The Lack Of Consequential Deaths

This is Season Four. Last we checked, absolutely nobody notable from the main cast has died, at least not without making some kind of miraculous recovery. Despite the imminent danger to all the series stars in this episode, the showdown at the Moon Goddess Emporium ended with the following body count: anonymous witch Casey stabbed to death, yes-man Roy left heartless, season villain Marnie riddled with bullets (but still alive in the spirit world), and a couple of enslaved vampire sheriffs we never got to know well.

Back in the werewolf-shifter drama, we lost annoying younger brother Tommy last episode and simp-ass pack leader Marcus Bozeman, both of whom die without shaking anyone up. There is one episode left, and we hope that somebody prominent meets the true death (as noted above, we’re hoping for the tragic loss of Jesus at his possessed boyfriend Lafayette’s hands, but even that would leave all the series regulars standing).

Bill And Eric As Commandos

Seriously, FOH. Somehow it’s easier to take these dudes seriously when they’re in club attire with their shirts unbuttoned. In black assault gear, they just look silly. Especially Bill, who looks like Eric has a good foot on him. Somebody sign Stephen Moyer up to play Napoleon. We can see it. 

Necromanced Vamps

Once again, Marnie is able to convince her coven to necromance the walking dead and compel the vampires to march to their death by touching the sun force field.
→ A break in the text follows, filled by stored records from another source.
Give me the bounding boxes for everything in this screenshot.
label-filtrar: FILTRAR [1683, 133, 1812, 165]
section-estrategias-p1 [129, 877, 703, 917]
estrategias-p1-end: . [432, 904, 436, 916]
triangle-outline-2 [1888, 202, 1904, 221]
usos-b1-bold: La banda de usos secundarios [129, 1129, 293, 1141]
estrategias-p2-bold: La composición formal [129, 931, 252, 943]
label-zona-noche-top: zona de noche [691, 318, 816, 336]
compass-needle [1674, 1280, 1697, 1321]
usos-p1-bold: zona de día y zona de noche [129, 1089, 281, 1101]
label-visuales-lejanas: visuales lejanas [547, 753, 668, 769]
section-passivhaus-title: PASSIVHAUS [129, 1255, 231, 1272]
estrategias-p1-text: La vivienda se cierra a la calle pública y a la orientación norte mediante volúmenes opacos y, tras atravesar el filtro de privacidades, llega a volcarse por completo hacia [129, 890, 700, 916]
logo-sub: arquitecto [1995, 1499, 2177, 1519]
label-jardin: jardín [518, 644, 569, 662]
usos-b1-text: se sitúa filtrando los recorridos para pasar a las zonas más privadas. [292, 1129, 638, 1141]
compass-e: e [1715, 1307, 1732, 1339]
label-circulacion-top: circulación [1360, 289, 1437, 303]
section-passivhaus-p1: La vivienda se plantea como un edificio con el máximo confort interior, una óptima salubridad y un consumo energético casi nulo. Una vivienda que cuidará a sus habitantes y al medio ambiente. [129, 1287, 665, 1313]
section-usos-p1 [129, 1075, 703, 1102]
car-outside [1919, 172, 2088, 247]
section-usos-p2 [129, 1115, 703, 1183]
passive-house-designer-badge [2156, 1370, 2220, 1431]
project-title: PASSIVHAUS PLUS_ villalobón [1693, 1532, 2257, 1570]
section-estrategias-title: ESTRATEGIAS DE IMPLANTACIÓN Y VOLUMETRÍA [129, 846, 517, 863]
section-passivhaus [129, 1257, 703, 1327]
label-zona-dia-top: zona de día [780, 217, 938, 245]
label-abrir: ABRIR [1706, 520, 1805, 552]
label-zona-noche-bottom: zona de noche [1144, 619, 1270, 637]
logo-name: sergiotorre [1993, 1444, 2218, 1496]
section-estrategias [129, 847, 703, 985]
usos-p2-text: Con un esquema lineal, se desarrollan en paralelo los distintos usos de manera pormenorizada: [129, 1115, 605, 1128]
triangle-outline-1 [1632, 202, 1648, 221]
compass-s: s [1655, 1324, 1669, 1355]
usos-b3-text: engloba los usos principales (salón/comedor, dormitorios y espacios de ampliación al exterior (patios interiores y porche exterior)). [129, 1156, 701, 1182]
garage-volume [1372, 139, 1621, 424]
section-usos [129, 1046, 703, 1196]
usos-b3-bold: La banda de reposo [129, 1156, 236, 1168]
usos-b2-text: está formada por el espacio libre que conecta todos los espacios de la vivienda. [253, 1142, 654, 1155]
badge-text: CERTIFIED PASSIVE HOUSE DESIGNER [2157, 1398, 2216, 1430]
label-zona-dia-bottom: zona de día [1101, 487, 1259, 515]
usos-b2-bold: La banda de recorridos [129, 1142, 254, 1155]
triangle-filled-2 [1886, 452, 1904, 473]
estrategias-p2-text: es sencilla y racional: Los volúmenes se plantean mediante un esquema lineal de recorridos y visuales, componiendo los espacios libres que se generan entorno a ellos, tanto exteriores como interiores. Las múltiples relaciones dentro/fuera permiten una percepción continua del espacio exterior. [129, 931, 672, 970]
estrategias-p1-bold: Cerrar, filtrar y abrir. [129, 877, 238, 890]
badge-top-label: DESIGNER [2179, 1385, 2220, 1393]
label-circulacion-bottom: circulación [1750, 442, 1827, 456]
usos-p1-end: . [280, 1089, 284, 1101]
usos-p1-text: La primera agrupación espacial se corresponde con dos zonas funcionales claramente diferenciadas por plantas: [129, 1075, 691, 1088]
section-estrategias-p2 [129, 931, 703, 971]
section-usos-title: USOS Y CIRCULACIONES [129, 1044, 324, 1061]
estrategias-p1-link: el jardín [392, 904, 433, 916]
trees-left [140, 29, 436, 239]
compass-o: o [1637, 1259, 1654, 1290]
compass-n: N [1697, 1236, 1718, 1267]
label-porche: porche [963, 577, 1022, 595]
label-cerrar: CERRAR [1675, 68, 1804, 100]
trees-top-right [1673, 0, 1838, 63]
How this plays out, before Sookie blasts the coven on its ass with her light, is that all the black-clad commando vamps walk awkwardly like marionettes and mimes towards their death while trying to fight the pull of the spell. Miming sucks no matter what the situation.

Andy Has Sex With A Faerie

Ugh. We knew it. They just couldn’t leave the awful faeries or Andy alone. Sure enough, like many of the annoying subplots on the series (Tommy and Maxine, Holly and Andy), they cram a couple characters they could easily abandon together, seemingly just to annoy the shit out of us.

While walking back from his Fort Bellefleur intervention, where fellow recovering addict and cousin Terry (Todd Lowe) abandoned him after getting him to admit his addiction, Andy encounters glowing balls of light, from which emerges a faerie, who first light-blasts him because he smells like vamp blood, but then has sex with him after making him promise that he will protect her and passing her light to him, finger to finger on some E.T. shit.

With only one episode to go, it’s safe to assume that the faerie plotline will go unresolved and bleed into the fifth season, which makes us wonder if there will be much reason to tune in again after next week's season finale.

Marnie’s Execution

Seeing as her spirit lives on, there is a chance that Marnie will meet a much more moving end than she did in this episode. Maybe it’s just us, but when there’s a war between magic-wielding witches and vampires, who possess super speed and strength, having a witch leader dispatched by a vampire king with a machine gun is just lazy and uninspired, especially moments after a superb and disturbing murder that perfectly illustrates the kind of humorous killing machines vampires can be (see Eric’s Dispatching Of Roy above).